# Pulling News and storing it on a MongoDB database

In [2]:
from newsapi import NewsApiClient
from pymongo import MongoClient
from _utils import *
from datetime import datetime

##### Step 1. Using NewsApi to pull news articles

Begin by reading in your own personal api key for NewsApi. You can get one for free at https://newsapi.org/, but it is limited with the number of calls you can make per day.

In [3]:
with open("credentials/api_key.txt") as f:
    api_key = f.read()

Now we can use our api key to pull news from the NewsApi. We will be pulling news from the last 30 days. Note the page size is set to 100, which is the maximum number of articles you can pull per call. Here we will pull down all news stories that mention the word "Google".

Note you will have to change the dates since the free api only allows you to access news articles that are a month old.

In [6]:
query = 'Google'
start_date = datetime(2023, 8, 1).strftime('%Y-%m-%d')
end_date = datetime(2023, 8, 31).strftime('%Y-%m-%d')

# create our custom `GetNews` class
news = GetNews(api_key, query, start_date, end_date)

# get all the downloaded articles
news_list = news.get_articles()

# get the first article
news_list[0]

{'title': 'Let Google Check Your Grammar For You',
 'media': 'Lifehacker.com',
 'date': '2023-08-07',
 'url': 'https://lifehacker.com/let-google-check-your-grammar-for-you-1850712771'}

We can see that here we have pulled out only the relevant information from the json file. We have the title, description, url, and date of publication. We will be using this information to create a database of news articles.

#### Step 2: Saving to MongoDB

With our news articles downloaded we can easily save this information to a MongoDB database. We will be using the pymongo library to do this. First we will create a connection to our database. Note that you will have to change the name of the database to whatever you want to call it. You will need to have mongodb installed on your computer to do this. You can find instructions on how to do this here: https://docs.mongodb.com/manual/installation/. 

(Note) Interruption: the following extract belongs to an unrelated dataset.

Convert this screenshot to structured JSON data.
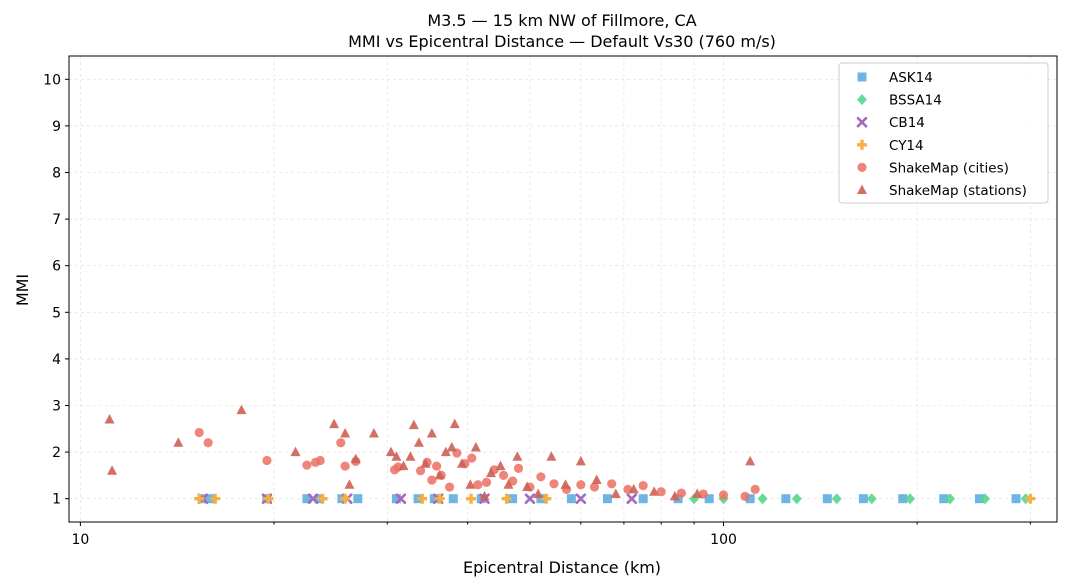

There is plenty of great resources to learn about MongoDB on youtube too

In [None]:
# load in the mongo server string
with open("credentials/mongo_client.txt") as f:
    mongo_client = f.read()

# specify the database and collection names
db_name = "stock_data"
collection_name = "news"

# add the articles to the database
news.add_to_db(mongo_client, db_name, collection_name)

Super easy! I have also incoorporated some useful functionality to handle duplicates so the same article is not saved twice.